There was speculation online that Jim "Mattress Mack" McIngvale, the Houston furniture store owner known for his big bets that are tied to promotional giveaways, had backed the Texans at ESPN BET. When reached by phone Saturday, McIngvale, told ESPN that it wasn't him.

NFL betting notables

• The point spreads on the AFC and NFC title games entered the week on and around key numbers, with the Ravens opening as three-point favorites over the Kansas City Chiefs and the San Francisco 49ers seven-point favorites over the Detroit Lions.

Sportsbooks were offering Baltimore at -3 or -3.5 with varying juice Monday morning. The consensus over/under total was 44.5, down a point or more from most opening numbers.

Chiefs quarterback Patrick Mahomes improved to 8-3 outright and 9-1-1 against the spread as an underdog in his career after Sunday's win over the Buffalo Bills.

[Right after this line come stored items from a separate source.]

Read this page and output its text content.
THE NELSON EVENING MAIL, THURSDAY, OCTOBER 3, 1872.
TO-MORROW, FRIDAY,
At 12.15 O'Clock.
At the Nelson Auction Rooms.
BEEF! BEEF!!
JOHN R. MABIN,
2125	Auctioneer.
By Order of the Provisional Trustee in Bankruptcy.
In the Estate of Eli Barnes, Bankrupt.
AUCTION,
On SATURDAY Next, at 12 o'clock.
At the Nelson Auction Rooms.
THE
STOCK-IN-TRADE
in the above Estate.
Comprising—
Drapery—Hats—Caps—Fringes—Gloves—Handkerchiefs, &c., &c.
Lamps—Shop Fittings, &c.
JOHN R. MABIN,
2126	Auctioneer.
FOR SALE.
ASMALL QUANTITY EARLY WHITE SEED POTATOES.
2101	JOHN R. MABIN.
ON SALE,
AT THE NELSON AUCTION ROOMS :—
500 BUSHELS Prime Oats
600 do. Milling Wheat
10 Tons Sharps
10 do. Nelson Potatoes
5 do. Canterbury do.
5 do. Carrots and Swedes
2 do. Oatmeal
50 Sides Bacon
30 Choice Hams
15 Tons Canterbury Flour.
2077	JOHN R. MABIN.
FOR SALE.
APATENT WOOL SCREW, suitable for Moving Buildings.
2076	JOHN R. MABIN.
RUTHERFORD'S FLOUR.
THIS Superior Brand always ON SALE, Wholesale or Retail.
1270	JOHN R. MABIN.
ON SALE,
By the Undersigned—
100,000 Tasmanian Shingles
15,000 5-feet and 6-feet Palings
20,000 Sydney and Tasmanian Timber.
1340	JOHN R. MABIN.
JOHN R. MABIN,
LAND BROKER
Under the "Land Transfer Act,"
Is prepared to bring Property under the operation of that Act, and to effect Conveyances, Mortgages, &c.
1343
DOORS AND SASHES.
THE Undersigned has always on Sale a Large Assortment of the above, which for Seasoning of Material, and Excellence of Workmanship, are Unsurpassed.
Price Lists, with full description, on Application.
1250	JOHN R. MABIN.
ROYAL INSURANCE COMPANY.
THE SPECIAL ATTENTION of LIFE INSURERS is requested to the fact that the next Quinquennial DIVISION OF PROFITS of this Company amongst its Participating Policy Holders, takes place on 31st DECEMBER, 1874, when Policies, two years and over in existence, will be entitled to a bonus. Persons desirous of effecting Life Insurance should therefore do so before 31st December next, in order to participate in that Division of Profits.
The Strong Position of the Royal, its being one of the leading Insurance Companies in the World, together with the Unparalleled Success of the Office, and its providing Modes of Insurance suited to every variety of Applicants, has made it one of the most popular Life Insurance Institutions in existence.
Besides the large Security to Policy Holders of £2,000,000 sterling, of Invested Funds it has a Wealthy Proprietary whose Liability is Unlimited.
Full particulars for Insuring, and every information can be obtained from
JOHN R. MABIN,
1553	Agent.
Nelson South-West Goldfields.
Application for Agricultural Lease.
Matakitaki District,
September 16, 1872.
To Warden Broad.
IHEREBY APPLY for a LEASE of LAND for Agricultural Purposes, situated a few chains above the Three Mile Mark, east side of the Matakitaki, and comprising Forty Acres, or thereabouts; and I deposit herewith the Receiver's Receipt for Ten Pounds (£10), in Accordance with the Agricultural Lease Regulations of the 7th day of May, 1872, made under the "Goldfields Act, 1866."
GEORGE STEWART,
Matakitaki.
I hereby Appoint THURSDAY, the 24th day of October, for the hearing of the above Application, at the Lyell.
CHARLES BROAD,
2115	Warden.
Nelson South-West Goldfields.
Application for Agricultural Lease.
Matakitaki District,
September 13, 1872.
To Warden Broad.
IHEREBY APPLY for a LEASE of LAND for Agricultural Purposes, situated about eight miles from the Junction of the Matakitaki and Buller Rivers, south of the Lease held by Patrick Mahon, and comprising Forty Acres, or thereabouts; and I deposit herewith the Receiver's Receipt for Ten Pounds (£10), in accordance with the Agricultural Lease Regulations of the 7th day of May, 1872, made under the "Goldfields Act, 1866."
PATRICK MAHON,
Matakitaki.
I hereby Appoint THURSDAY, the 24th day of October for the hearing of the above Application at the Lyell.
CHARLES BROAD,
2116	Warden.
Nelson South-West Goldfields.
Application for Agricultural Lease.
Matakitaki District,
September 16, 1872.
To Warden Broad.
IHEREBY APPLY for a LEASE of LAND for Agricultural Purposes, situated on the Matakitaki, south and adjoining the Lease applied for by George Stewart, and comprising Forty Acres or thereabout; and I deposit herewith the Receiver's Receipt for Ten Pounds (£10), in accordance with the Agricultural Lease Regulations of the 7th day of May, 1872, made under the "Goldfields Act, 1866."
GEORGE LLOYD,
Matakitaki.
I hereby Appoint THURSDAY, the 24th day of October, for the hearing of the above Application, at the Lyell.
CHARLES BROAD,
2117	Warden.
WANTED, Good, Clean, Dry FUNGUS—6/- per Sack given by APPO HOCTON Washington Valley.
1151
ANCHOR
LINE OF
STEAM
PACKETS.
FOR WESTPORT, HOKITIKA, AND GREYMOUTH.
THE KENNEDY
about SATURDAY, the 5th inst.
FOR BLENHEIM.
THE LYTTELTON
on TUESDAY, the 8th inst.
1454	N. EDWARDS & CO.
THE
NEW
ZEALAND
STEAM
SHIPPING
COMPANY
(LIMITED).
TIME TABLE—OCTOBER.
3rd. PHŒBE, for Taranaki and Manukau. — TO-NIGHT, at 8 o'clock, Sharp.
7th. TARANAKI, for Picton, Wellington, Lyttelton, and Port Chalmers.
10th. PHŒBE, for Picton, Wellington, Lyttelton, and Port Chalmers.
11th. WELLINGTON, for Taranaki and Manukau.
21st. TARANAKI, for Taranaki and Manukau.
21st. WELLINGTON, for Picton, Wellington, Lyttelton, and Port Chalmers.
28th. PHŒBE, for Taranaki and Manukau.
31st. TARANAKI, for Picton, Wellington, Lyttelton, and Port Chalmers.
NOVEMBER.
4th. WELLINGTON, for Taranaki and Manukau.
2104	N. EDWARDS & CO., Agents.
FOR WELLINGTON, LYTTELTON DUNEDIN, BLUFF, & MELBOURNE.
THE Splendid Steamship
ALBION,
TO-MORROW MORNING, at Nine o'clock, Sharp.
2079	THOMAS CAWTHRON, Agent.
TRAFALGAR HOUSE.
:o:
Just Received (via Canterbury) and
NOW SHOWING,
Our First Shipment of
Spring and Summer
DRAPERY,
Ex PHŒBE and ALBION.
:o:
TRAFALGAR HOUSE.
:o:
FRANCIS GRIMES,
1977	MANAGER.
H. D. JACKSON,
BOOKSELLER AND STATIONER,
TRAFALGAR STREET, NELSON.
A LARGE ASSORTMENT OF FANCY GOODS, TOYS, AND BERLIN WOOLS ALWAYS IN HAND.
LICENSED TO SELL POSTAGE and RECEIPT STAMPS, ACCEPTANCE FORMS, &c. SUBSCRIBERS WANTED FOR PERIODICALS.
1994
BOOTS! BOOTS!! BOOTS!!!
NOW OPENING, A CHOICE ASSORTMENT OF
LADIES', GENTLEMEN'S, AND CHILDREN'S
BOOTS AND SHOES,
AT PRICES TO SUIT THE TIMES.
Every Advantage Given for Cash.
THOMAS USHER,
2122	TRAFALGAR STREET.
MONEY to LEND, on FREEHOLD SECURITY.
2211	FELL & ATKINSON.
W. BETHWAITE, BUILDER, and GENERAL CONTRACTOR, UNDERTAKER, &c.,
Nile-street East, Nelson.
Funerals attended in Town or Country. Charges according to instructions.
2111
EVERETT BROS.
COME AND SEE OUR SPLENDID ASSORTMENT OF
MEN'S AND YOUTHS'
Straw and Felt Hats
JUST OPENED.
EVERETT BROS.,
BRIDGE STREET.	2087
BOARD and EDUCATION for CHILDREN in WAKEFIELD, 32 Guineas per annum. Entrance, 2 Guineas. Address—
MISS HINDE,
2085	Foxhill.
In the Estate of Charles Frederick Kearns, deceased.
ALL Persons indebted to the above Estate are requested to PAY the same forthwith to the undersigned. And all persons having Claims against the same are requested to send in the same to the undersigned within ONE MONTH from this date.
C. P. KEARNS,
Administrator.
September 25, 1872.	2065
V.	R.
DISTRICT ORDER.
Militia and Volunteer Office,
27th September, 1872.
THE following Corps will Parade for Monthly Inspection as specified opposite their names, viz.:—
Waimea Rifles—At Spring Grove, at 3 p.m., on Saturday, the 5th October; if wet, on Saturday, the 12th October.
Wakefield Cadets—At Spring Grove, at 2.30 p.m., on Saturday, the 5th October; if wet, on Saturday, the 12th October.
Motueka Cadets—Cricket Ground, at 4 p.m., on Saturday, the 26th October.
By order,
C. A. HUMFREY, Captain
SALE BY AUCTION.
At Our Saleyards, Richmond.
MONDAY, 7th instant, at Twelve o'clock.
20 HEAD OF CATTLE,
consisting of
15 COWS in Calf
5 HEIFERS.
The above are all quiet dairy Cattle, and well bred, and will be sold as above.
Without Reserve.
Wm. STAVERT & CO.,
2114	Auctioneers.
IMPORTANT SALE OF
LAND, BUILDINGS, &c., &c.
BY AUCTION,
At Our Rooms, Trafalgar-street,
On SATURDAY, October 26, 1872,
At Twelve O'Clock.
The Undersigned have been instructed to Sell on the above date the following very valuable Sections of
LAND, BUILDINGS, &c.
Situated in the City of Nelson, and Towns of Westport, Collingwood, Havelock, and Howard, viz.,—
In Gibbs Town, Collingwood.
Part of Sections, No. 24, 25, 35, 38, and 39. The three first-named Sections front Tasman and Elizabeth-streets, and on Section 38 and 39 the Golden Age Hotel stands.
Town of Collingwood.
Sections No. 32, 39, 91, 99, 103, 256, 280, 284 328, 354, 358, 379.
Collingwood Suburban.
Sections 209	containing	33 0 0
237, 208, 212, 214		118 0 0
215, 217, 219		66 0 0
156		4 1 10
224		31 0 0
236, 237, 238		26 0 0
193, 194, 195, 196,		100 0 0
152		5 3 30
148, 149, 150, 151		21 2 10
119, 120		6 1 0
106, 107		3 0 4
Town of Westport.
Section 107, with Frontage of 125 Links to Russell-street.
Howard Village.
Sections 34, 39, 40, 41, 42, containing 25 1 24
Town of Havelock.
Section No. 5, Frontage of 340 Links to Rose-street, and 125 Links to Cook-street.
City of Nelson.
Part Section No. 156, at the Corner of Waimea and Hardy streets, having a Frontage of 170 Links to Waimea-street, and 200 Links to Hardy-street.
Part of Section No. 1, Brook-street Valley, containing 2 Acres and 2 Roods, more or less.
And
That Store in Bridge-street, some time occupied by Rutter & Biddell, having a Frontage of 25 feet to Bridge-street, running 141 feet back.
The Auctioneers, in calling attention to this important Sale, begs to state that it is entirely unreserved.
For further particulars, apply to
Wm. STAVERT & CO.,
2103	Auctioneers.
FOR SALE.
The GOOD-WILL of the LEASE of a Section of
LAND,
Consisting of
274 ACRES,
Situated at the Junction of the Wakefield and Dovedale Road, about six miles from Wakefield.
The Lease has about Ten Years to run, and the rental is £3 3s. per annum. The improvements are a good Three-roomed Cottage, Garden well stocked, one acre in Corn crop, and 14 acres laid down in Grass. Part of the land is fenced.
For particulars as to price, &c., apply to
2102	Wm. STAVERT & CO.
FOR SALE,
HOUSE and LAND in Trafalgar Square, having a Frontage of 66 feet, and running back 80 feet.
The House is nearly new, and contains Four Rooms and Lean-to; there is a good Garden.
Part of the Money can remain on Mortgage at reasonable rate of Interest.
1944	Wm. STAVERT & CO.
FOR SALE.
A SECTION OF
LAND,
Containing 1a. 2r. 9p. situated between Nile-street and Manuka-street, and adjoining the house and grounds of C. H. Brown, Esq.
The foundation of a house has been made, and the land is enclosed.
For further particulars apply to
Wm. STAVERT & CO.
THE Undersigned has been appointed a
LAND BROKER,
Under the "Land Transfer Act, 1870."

"We've been ragging on the Chiefs all year about how they just don't look right," Adam Pullen, assistant director of trading for Caesars Sportsbook, said. "But this is their time."

In the NFC, the 49ers were either 6.5- or 7-point favorites, also with varying juice, over the Lions, with the consensus total at 51.

"You have to think the 49ers will play better next week than they did last night in a game they probably should have lost," John Murray, executive director of the SuperBook, said.

• DraftKings and FanDuel took opposite approaches to prop bets on 49ers receiver Deebo Samuel, who left Saturday's win over the Green Bay Packers in the first half with a shoulder injury. Calls to "Void Deebo" circulated on social media, as bettors who took the over on Samuel's receiving and rushing props clamored for a break from the sportsbooks.